The evidence they present is based on a novel measurement/analysis approach they developed. Muscle microvascular Hb deoxygenation ([HHb] via near-infrared spectroscopy) and estimated muscle O2 consumption (breath by breath pulmonary V˙O2) is measured during the on-transient of cycling exercise. Normalization of the change in [HHb] and V˙O2 to 100% of their steady state levels and quantification of the normalized [HHb]/V˙O2 then allows for inferences to be made about the adequacy of microvascular O2 delivery in support of utilization demand. The principle behind utilization of [HHb]/V˙O2 and its interpretation is illustrated in the Figure. A reduction in the overshoot of [HHb]/V˙O2 indicates improved matching of microvascular O2 delivery to utilization. The case for a microvascular O2 delivery limitation in young healthy humans in cycling exercise is based on 1) differences in [HHb]/V˙O2 accounting for much of the interindividual variability in V˙O2 kinetics, 2) reductions in [HHb]/V˙O2 correlating strongly with improvement in V˙O2 kinetics with exercise training and previous heavy exercise interventions, and 3) the previous heavy exercise effect being abolished when hypoxia is used to (supposedly) offset previous exercise-evoked increased muscle perfusion.
The author’s interpretation certainly is plausible and may prove to be correct. However, there remains a fundamental limitation of the author’s measurement/analysis approach. Consideration of the Figure illustrates that speeding of V˙O2 kinetics with exercise training or previous heavy exercise also would be observed in response to faster increases in the activation of O2 utilization mechanisms. Although on its own this would either not reduce or perhaps even increase [HHb]/V˙O2 during the on-transient of exercise, the observed reduction in ratio overshoot also could reflect relatively greater improvement of microvascular O2 delivery matching demand that is coincident with, but not responsible for, faster V˙O2 kinetics.
Nevertheless, the work of Paterson’s group has important implications for advancing our understanding of the underlying composition of integrated mechanisms determining V˙O2 kinetics. First, it does urge a serious reconsideration of where a normal healthy young human sits relative to the tipping point and highlights the need to consider this in terms of individual differences. Furthermore, it proposes an O2 utilization constraint on V˙O2 kinetics (the tipping point) that is characterized by a time constant of approximately 20 s and suggests that improvements in microvascular O2 delivery are required for an individual to approach this limit.
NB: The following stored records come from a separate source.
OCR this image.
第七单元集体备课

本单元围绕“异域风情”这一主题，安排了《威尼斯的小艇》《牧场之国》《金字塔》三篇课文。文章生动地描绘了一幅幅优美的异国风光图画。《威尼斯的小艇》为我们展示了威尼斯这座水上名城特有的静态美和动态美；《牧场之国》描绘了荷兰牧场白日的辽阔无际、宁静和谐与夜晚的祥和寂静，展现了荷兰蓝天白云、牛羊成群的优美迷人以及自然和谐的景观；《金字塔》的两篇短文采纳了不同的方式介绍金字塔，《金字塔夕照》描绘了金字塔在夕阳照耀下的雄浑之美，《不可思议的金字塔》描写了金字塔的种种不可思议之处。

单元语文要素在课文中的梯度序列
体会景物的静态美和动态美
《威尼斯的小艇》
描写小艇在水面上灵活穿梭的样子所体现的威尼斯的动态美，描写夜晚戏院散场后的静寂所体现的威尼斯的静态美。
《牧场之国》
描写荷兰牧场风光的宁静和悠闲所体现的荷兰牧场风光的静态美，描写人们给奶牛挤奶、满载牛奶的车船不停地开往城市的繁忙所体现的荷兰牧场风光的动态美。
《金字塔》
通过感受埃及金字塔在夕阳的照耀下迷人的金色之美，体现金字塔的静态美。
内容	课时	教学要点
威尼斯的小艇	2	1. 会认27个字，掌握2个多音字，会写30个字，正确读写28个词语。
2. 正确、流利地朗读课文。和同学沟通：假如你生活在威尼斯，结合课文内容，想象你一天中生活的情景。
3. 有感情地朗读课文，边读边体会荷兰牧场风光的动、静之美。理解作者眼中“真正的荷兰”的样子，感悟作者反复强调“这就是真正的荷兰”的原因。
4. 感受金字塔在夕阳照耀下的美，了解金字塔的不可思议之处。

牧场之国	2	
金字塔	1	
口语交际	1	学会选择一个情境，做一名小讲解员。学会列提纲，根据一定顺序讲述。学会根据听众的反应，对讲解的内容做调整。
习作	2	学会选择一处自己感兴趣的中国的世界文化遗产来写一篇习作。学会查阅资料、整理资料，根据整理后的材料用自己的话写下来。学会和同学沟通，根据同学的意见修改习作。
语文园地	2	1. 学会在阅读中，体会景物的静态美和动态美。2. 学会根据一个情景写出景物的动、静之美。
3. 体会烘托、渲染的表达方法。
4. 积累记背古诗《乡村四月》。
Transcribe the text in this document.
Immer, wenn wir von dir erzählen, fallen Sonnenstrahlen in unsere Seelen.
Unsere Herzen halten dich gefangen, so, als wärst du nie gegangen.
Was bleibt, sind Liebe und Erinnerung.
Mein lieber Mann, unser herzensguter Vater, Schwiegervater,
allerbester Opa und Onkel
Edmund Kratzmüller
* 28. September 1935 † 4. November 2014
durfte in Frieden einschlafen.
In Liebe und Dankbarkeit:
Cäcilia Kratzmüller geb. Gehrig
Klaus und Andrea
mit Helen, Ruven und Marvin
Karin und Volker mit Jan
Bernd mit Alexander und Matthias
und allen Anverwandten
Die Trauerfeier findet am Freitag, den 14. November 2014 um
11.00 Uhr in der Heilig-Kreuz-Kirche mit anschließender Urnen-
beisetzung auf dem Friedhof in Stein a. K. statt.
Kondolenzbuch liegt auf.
This sets the stage for future work to determine whether and to what degree individual differences in V˙O2 kinetics are a function of different combinations of O2 delivery and utilization constraints, and what do these differences reveal about the integrated effects of O2 delivery and utilization mechanisms on these kinetics?
In summary, the work of Murias et al. (1) may swing the pendulum of accepted understanding again. However, this pendulum is unlikely to come to a stop until experimental methods allow for the definitive approach in which myocyte intracellular PO2 can be increased experimentally and monitored quantitatively in upright exercising healthy young humans to determine whether normal O2 provision is or is not limiting V˙O2 kinetics.
1. Murias JM, Spencer MD, Paterson DH. The critical role of O2
provision in the dynamic adjustment of oxidative phosphorylation. Exerc. Sport Sci. Rev. 2014; 42: 4–11.
2. Poole DC, Barstow TJ, McDonough P, Jones AM. Control of oxygen uptake during exercise. Med. Sci. Sports Exerc. 2008; 40: 462–74.